I have been reading the article on Waste Management Plans in the April edition of Construction Manager.

It left me wondering where all these experts have been all these years. And are our colleagues really that bad?

My company has always been waste conscious (pennies saved make pounds) for as long as I can remember, and this is our 80th year. Yet it now seems that if we do not ‘waste’ our time and energy on paperwork instead of positive production, we are open to prosecution and criminal records. No amount of plans and records are any good unless they are read and used, but this is just for box-ticking bureaucrats.

Trying to ensure minimum waste is an attitude of mind by the actual workers at all levels, and no amount of prosecutions or fines at company level will change that.
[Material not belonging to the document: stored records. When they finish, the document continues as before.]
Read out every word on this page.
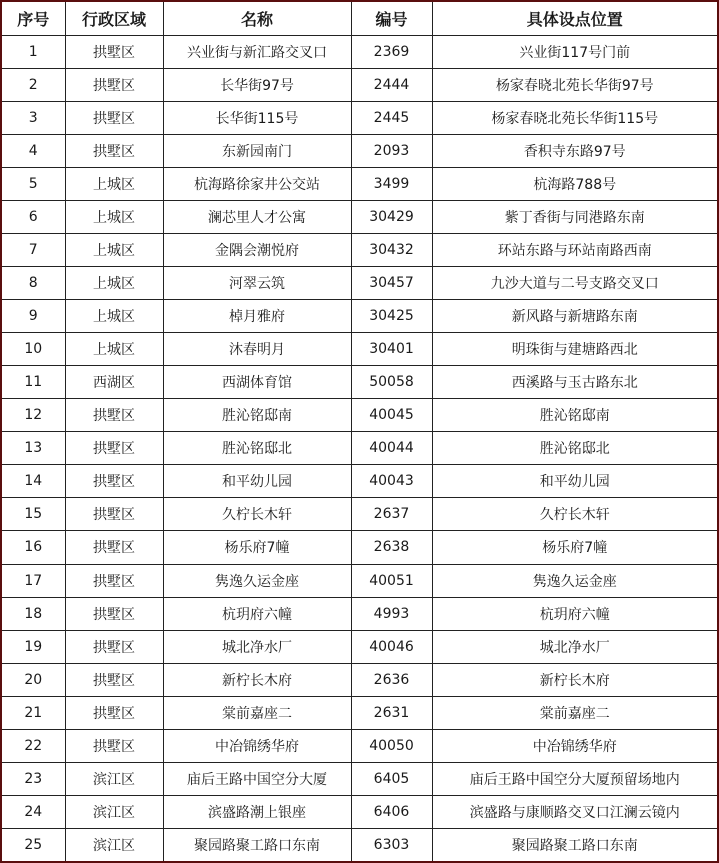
序号	行政区域	名称	编号	具体设点位置
1	拱墅区	兴业街与新汇路交叉口	2369	兴业街117号门前
2	拱墅区	长华街97号	2444	杨家春晓北苑长华街97号
3	拱墅区	长华街115号	2445	杨家春晓北苑长华街115号
4	拱墅区	东新园南门	2093	香积寺东路97号
5	上城区	杭海路徐家井公交站	3499	杭海路788号
6	上城区	澜芯里人才公寓	30429	紫丁香街与同港路东南
7	上城区	金隅会潮悦府	30432	环站东路与环站南路西南
8	上城区	河翠云筑	30457	九沙大道与二号支路交叉口
9	上城区	棹月雅府	30425	新风路与新塘路东南
10	上城区	沐春明月	30401	明珠街与建塘路西北
11	西湖区	西湖体育馆	50058	西溪路与玉古路东北
12	拱墅区	胜沁铭邸南	40045	胜沁铭邸南
13	拱墅区	胜沁铭邸北	40044	胜沁铭邸北
14	拱墅区	和平幼儿园	40043	和平幼儿园
15	拱墅区	久柠长木轩	2637	久柠长木轩
16	拱墅区	杨乐府7幢	2638	杨乐府7幢
17	拱墅区	隽逸久运金座	40051	隽逸久运金座
18	拱墅区	杭玥府六幢	4993	杭玥府六幢
19	拱墅区	城北净水厂	40046	城北净水厂
20	拱墅区	新柠长木府	2636	新柠长木府
21	拱墅区	棠前嘉座二	2631	棠前嘉座二
22	拱墅区	中冶锦绣华府	40050	中冶锦绣华府
23	滨江区	庙后王路中国空分大厦	6405	庙后王路中国空分大厦预留场地内
24	滨江区	滨盛路潮上银座	6406	滨盛路与康顺路交叉口江澜云镜内
25	滨江区	聚园路聚工路口东南	6303	聚园路聚工路口东南
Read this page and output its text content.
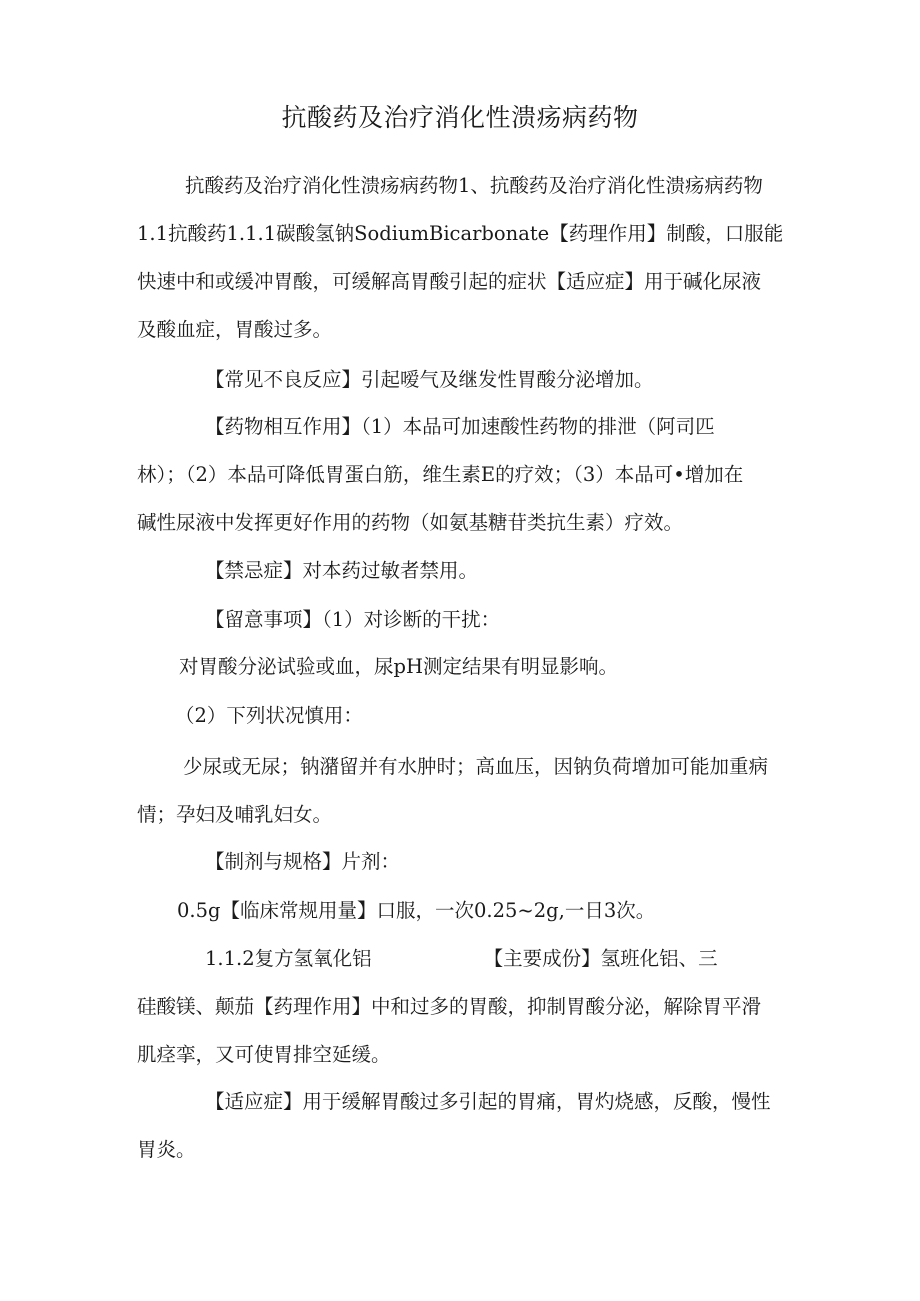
抗酸药及治疗消化性溃疡病药物
抗酸药及治疗消化性溃疡病药物1、抗酸药及治疗消化性溃疡病药物
1.1抗酸药1.1.1碳酸氢钠SodiumBicarbonate【药理作用】制酸，口服能
快速中和或缓冲胃酸，可缓解高胃酸引起的症状【适应症】用于碱化尿液
及酸血症，胃酸过多。
【常见不良反应】引起嗳气及继发性胃酸分泌增加。
【药物相互作用】（1）本品可加速酸性药物的排泄（阿司匹
林）；（2）本品可降低胃蛋白筋，维生素E的疗效；（3）本品可•增加在
碱性尿液中发挥更好作用的药物（如氨基糖苷类抗生素）疗效。
【禁忌症】对本药过敏者禁用。
【留意事项】（1）对诊断的干扰：
对胃酸分泌试验或血，尿pH测定结果有明显影响。
（2）下列状况慎用：
少尿或无尿；钠潴留并有水肿时；高血压，因钠负荷增加可能加重病
情；孕妇及哺乳妇女。
【制剂与规格】片剂：
0.5g【临床常规用量】口服，一次0.25~2g,一日3次。
1.1.2复方氢氧化铝	【主要成份】氢班化铝、三
硅酸镁、颠茄【药理作用】中和过多的胃酸，抑制胃酸分泌，解除胃平滑
肌痉挛，又可使胃排空延缓。
【适应症】用于缓解胃酸过多引起的胃痛，胃灼烧感，反酸，慢性
胃炎。
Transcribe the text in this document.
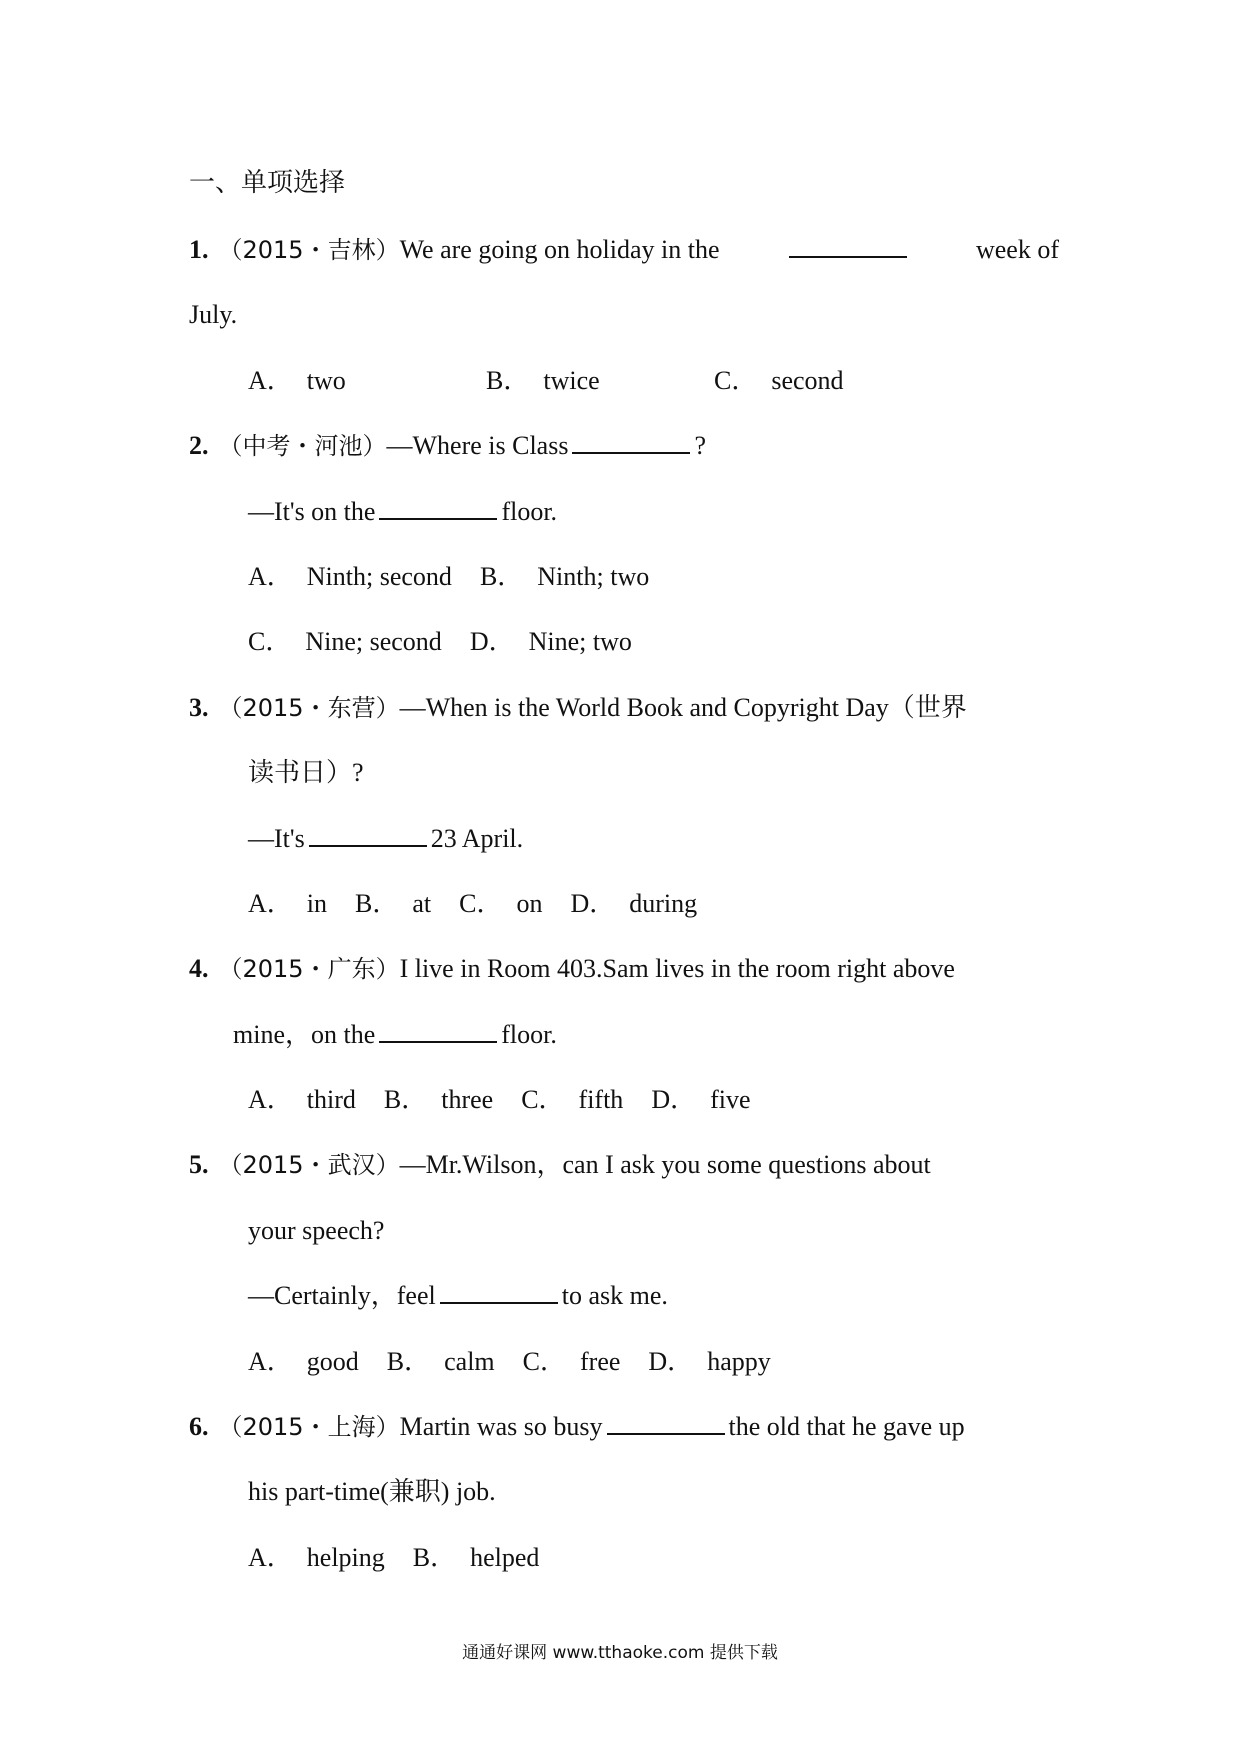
一、单项选择
1. （2015・吉林）We are going on holiday in the	week of
July.
A． two	B． twice	C． second
2. （中考・河池）—Where is Class	?
—It's on the	floor.
A． Ninth; second B． Ninth; two
C． Nine; second D． Nine; two
3. （2015・东营）—When is the World Book and Copyright Day（世界
读书日）?
—It's	23 April.
A． in B． at C． on D． during
4. （2015・广东）I live in Room 403.Sam lives in the room right above
mine，on the	floor.
A． third B． three C． fifth D． five
5. （2015・武汉）—Mr.Wilson，can I ask you some questions about
your speech?
—Certainly，feel	to ask me.
A． good B． calm C． free D． happy
6. （2015・上海）Martin was so busy	the old that he gave up
his part-time(兼职) job.
A． helping B． helped
通通好课网 www.tthaoke.com 提供下载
However, this is typical of our legislators’ mindset, and conveniently creates more wasteful jobs for more of them at public expense.

A carpenter does not want random lengths, but produces a cutting list from which to buy, spoilt facings become commons, off-cuts become hardcore, don’t oversupply mortar, just-in-time delivery – all this leads to efficient, waste-conscious and tidier, safer and happier sites.

Instead of producing legislation, why don’t bureaucrats make an effort to help? For instance, our local planners breathed a sigh of relief at a concrete recycling plant’s demise because of the London Airport expansion, and then refused permission for a sensibly sited replacement plant. So what do we do with it all now?

There seem to be too many people who have lost the plot.